C’est la fin de la trêve hivernale, qu’est-ce que cette expression vous évoque comme souvenir ?
Myriam Rembaut. Lorsqu’on est plongé dans les problèmes au quotidien, noyé dans les demandes administratives lourdes, acculé par les huissiers, la trêve hivernale est une bulle d’oxygène. On l’attend même avec impatience, surtout si on a reçu un « commandement de quitter les lieux » : à cause de cela, jusqu’au 1er novembre, on peut être amené à partir sur le champ. La trêve commencée, plus personne ne peut venir réclamer quoi que ce soit. C’est un temps de pause. Mais un temps trop court pour retrouver un logement. J’ai eu beau multiplier les démarches, les administrations sont saturées et rien n’avance. Et le stress revient vite quand les mois s’écoulent et que rien ne bouge.
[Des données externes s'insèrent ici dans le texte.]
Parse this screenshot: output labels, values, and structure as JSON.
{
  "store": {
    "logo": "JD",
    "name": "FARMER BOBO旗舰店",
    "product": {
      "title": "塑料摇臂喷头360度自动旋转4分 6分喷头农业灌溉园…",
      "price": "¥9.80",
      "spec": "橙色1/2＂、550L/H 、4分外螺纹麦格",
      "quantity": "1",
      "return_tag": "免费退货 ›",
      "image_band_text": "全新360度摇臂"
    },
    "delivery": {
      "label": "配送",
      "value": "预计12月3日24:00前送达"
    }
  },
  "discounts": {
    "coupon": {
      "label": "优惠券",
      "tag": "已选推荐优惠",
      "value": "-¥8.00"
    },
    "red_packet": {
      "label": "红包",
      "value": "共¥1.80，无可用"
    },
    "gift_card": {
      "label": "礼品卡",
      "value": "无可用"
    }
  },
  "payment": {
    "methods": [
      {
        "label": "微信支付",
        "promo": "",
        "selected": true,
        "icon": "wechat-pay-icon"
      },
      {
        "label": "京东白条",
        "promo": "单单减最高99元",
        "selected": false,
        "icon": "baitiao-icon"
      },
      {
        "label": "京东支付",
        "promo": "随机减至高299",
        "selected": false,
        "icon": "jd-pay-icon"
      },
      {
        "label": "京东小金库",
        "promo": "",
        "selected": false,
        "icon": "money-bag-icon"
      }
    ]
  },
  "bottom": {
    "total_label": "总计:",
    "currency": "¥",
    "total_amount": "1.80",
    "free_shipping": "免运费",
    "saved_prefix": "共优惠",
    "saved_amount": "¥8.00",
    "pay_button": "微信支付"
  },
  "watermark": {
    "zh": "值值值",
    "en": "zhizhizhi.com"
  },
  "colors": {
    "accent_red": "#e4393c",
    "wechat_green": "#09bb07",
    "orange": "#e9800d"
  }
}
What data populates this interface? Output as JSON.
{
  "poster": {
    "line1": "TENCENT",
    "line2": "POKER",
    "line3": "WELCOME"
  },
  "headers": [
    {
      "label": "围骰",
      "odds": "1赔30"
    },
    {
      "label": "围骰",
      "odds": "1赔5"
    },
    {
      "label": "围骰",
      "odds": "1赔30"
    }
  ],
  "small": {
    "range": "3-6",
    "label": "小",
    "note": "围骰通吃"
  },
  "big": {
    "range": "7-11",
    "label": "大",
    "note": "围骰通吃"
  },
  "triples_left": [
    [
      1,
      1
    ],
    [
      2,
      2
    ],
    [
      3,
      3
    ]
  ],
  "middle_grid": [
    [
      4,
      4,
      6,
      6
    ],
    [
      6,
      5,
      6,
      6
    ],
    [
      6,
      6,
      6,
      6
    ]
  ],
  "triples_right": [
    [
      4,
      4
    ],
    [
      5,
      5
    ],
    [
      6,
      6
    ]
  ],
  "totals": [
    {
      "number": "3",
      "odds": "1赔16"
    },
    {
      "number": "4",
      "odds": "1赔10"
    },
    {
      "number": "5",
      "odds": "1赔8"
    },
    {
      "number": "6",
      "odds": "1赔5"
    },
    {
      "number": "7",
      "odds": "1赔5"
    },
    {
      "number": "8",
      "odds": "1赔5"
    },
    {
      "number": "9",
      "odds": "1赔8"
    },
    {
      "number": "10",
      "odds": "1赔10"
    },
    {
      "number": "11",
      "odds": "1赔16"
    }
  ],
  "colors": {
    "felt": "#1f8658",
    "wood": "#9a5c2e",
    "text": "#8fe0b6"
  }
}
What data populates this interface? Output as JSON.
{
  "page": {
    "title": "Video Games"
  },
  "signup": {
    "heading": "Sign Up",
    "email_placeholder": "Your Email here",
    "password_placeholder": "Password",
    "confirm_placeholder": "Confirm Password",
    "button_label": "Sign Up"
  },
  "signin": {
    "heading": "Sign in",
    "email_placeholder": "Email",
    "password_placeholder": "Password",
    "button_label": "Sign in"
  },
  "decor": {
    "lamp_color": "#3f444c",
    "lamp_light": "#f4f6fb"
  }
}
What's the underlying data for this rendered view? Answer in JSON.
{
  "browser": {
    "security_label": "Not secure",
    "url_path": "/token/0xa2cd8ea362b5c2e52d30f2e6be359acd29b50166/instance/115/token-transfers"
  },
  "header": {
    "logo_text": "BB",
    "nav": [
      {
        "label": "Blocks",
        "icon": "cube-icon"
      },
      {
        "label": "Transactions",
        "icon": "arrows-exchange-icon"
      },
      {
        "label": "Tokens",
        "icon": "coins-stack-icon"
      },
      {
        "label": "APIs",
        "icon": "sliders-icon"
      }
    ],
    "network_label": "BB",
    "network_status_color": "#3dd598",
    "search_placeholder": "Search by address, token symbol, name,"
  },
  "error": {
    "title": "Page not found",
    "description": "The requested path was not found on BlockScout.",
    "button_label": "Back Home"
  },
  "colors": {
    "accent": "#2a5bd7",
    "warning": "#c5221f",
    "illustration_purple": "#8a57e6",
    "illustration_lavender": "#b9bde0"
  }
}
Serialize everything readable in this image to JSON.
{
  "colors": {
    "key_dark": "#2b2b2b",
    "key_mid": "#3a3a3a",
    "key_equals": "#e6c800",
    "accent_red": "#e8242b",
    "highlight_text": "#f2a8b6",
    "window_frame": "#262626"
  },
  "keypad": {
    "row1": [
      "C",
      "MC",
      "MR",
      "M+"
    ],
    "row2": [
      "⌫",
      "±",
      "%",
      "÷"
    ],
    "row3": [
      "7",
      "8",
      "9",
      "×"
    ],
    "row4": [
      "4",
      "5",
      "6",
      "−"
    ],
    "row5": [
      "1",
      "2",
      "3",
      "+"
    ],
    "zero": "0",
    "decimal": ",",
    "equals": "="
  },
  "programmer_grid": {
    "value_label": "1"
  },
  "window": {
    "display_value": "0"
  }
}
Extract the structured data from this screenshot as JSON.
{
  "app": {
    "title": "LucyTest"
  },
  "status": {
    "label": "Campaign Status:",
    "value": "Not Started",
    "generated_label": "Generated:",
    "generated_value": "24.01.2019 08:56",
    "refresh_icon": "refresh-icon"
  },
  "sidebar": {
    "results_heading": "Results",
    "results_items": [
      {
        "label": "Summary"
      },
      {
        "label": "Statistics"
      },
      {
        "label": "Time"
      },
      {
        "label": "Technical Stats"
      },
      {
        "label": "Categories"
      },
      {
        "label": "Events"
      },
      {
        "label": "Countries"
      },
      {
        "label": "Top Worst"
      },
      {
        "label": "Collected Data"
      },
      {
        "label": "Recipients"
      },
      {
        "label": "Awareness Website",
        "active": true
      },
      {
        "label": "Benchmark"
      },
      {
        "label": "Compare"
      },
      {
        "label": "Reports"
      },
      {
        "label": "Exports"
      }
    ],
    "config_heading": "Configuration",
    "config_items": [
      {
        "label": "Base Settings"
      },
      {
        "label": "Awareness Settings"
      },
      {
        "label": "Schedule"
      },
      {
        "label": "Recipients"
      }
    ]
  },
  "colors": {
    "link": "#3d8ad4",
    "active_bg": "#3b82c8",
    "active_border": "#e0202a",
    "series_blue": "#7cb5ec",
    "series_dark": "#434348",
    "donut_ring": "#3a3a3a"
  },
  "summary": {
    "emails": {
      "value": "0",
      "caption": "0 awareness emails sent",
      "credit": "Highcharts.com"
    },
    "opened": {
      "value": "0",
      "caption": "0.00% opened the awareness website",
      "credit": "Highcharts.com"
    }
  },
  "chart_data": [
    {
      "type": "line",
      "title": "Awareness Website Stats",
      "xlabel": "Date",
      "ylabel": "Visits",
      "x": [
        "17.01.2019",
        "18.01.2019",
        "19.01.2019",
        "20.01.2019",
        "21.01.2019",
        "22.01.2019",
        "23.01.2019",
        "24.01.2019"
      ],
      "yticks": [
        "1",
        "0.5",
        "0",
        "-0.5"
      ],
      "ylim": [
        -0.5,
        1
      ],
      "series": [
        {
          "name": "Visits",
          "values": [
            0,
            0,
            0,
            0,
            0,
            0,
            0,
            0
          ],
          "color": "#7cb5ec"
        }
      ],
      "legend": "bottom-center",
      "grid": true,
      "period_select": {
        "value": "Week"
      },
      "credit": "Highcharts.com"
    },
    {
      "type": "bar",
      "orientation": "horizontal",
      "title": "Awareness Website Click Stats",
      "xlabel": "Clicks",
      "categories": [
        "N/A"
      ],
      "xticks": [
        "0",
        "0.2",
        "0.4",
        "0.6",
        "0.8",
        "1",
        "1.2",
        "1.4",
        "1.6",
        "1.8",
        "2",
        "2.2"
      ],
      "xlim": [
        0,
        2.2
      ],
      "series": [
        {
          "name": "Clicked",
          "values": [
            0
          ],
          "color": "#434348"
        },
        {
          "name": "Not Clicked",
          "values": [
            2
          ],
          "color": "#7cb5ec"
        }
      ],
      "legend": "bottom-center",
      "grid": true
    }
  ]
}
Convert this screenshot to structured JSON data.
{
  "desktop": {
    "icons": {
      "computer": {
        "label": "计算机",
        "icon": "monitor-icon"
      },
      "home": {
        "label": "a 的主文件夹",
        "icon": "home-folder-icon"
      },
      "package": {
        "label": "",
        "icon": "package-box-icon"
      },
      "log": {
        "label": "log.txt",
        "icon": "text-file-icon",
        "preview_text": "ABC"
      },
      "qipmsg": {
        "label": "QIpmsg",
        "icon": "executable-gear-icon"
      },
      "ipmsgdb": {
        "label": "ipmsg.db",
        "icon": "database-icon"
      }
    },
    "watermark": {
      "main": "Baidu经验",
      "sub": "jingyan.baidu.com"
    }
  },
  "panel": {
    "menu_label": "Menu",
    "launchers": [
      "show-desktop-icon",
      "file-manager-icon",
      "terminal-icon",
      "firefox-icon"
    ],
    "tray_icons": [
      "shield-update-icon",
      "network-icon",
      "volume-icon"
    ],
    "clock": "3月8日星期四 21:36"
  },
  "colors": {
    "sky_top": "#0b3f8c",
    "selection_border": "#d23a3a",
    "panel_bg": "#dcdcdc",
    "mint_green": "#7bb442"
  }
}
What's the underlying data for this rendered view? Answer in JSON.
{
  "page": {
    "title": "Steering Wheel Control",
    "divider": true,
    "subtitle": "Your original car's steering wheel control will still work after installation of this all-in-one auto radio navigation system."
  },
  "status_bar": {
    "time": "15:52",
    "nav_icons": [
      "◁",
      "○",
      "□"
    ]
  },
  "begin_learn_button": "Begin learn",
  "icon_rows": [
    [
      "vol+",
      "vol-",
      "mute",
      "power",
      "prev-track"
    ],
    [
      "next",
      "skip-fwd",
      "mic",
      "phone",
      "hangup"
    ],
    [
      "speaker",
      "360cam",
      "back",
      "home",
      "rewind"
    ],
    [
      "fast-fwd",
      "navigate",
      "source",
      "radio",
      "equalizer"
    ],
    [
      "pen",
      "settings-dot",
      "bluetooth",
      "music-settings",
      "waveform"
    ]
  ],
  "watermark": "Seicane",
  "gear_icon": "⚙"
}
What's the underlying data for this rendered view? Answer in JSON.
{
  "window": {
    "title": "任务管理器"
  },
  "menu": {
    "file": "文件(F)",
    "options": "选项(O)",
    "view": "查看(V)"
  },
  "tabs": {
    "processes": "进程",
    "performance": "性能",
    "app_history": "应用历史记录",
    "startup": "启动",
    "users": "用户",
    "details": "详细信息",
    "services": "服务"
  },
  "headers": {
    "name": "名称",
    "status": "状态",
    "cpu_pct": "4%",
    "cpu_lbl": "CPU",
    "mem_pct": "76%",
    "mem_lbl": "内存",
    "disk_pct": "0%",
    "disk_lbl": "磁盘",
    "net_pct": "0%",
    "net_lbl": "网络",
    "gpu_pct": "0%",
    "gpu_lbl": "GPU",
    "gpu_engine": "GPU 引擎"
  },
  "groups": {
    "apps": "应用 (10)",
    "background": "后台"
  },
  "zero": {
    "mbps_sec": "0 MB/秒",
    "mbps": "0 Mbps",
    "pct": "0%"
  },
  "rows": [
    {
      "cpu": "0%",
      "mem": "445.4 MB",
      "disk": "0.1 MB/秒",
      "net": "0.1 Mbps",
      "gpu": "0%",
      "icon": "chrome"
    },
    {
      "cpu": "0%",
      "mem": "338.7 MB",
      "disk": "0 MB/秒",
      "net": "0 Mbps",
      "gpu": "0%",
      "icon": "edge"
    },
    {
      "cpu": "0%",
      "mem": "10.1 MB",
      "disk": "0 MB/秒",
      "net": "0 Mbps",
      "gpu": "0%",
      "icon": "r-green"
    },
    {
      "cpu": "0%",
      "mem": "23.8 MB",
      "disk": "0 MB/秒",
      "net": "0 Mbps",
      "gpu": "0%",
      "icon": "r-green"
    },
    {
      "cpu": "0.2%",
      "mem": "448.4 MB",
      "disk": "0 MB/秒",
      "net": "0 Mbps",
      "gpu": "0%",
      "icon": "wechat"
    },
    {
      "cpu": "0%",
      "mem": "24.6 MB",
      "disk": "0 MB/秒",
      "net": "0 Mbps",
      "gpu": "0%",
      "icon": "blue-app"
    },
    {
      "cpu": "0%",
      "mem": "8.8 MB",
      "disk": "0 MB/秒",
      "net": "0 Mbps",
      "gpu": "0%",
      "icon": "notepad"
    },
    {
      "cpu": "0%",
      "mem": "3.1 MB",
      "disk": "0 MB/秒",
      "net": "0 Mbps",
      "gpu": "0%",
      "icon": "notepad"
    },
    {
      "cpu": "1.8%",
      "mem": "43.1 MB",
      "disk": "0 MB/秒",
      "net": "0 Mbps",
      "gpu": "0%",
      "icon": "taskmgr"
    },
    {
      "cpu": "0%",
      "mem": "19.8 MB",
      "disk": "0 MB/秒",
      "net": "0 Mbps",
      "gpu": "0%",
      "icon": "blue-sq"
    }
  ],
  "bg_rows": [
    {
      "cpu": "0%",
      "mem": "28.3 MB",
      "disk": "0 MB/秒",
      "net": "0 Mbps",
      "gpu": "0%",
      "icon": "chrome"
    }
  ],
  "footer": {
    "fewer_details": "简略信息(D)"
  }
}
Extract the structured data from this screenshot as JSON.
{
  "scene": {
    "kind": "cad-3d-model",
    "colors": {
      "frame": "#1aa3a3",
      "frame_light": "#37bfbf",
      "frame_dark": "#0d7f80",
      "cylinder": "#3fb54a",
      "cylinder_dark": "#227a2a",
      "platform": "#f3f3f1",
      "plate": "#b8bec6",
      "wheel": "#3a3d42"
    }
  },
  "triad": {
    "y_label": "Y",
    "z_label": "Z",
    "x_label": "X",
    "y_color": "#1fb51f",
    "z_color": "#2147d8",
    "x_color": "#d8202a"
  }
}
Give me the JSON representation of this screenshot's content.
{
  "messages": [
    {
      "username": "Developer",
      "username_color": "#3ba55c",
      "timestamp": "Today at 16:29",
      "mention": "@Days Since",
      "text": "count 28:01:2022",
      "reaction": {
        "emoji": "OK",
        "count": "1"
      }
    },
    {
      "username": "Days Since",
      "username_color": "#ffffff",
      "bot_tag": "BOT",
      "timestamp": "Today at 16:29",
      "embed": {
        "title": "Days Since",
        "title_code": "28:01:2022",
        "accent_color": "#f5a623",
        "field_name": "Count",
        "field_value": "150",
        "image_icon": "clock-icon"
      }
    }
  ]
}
Je n’avais pas de biens personnels, pas de famille argentée, ni de patrimoine. J’avais mis toutes mes économies dans mon entreprise. Je devais donc obligatoirement passer par le circuit des services sociaux. Et là, c’est minimum un an d’attente pour espérer une proposition d’habitation. J’ai également regardé vers les foyers sociaux. C’est là que l’ami d’une amie m’a proposé un hébergement en bail gratuit. Une semaine avant la fin de la trêve, j’ai quitté l’appartement dans lequel j’avais vécu dix-huit ans.
Qu’est-ce que ça change de quitter son chez-soi dans ces conditions ?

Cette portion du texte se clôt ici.